Background; Court Cases; Other States laws/regulations; Connecticut laws/regulations;

OLR Research Report

September 3, 1999





By: Lawrence K. Furbish, Assistant Director

You asked for a background report on surrogate parent contracts, including their current legal effect in Connecticut, past attempts to legislate in this area, and the law in other states.


Connecticut does not either explicitly authorize or prohibit surrogate parenting contracts. Accordingly, people are free to enter into such contracts. As long as both sides live up to the contract there would be no problem. The probate courts usually treat such situations as stepparent adoptions; the surrogate mother voluntarily terminates her parental rights and the intended mother adopts the child. The intended father is already the biological father if his sperm was used. There are two or three of these surrogate-related adoptions per year. If one of the parties to the contract violated its terms, the other party could go to court seeking enforcement, but it is not clear how the court would rule. It could decide using the normal contract law principles or it could decide that such a contract is unenforceable.

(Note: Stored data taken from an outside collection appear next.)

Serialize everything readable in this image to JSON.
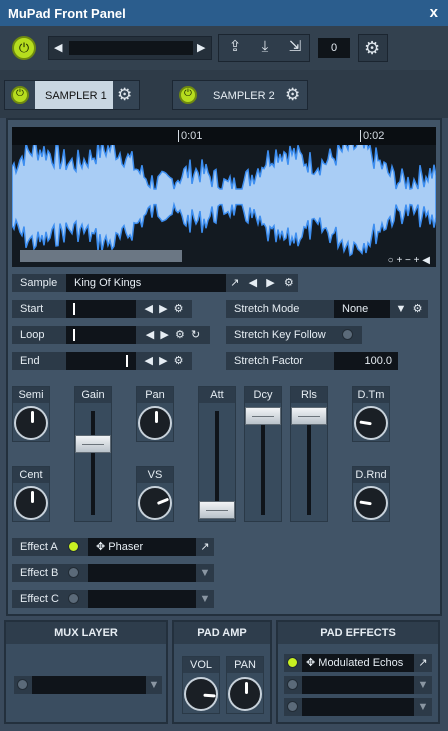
{
  "window": {
    "title": "MuPad Front Panel",
    "close_label": "x"
  },
  "toolbar": {
    "counter": "0",
    "nav_prev": "◀",
    "nav_next": "▶"
  },
  "tabs": [
    {
      "label": "SAMPLER 1",
      "active": true
    },
    {
      "label": "SAMPLER 2",
      "active": false
    }
  ],
  "waveform": {
    "ruler_labels": [
      "0:01",
      "0:02"
    ],
    "controls": "○ + − + ◀"
  },
  "sample": {
    "label": "Sample",
    "value": "King Of Kings"
  },
  "start": {
    "label": "Start"
  },
  "loop": {
    "label": "Loop"
  },
  "end": {
    "label": "End"
  },
  "stretch": {
    "mode_label": "Stretch Mode",
    "mode_value": "None",
    "key_follow_label": "Stretch Key Follow",
    "factor_label": "Stretch Factor",
    "factor_value": "100.0"
  },
  "knobs": {
    "semi": {
      "label": "Semi",
      "level": 0.5
    },
    "cent": {
      "label": "Cent",
      "level": 0.5
    },
    "pan": {
      "label": "Pan",
      "level": 0.5
    },
    "vs": {
      "label": "VS",
      "level": 0.75
    },
    "dtm": {
      "label": "D.Tm",
      "level": 0.2
    },
    "drnd": {
      "label": "D.Rnd",
      "level": 0.2
    }
  },
  "sliders": {
    "gain": {
      "label": "Gain",
      "level": 0.7
    },
    "att": {
      "label": "Att",
      "level": 0.0
    },
    "dcy": {
      "label": "Dcy",
      "level": 1.0
    },
    "rls": {
      "label": "Rls",
      "level": 1.0
    }
  },
  "effects": [
    {
      "label": "Effect A",
      "value": "Phaser",
      "on": true
    },
    {
      "label": "Effect B",
      "value": "",
      "on": false
    },
    {
      "label": "Effect C",
      "value": "",
      "on": false
    }
  ],
  "mux_layer": {
    "title": "MUX LAYER"
  },
  "pad_amp": {
    "title": "PAD AMP",
    "vol": {
      "label": "VOL",
      "level": 0.85
    },
    "pan": {
      "label": "PAN",
      "level": 0.5
    }
  },
  "pad_effects": {
    "title": "PAD EFFECTS",
    "slots": [
      {
        "value": "Modulated Echos",
        "on": true
      },
      {
        "value": "",
        "on": false
      },
      {
        "value": "",
        "on": false
      }
    ]
  },
  "colors": {
    "accent": "#b6dd1e",
    "titlebar": "#2b5d8d",
    "wave": "#a9cdf5"
  }
}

There have been a number of attempts to pass a law governing surrogate parent situations, but thus far the General Assembly has been unwilling or unable to agree on what the public policy should be. Some bills introduced in the 1980's would have banned surrogate contracts while others would have authorized them. A bill to study the issue did not pass. A bill in 1999 would have authorized surrogate contracts and regulated them.

Fewer than half of the states have adopted legislation on surrogate contracts. Some have made the contracts void and unenforceable, some have prohibited only contracts entered into for pecuniary gain, one state makes it a felony to participate in a surrogate contract under certain circumstances, and some states authorize them and establish procedures for their enforcement.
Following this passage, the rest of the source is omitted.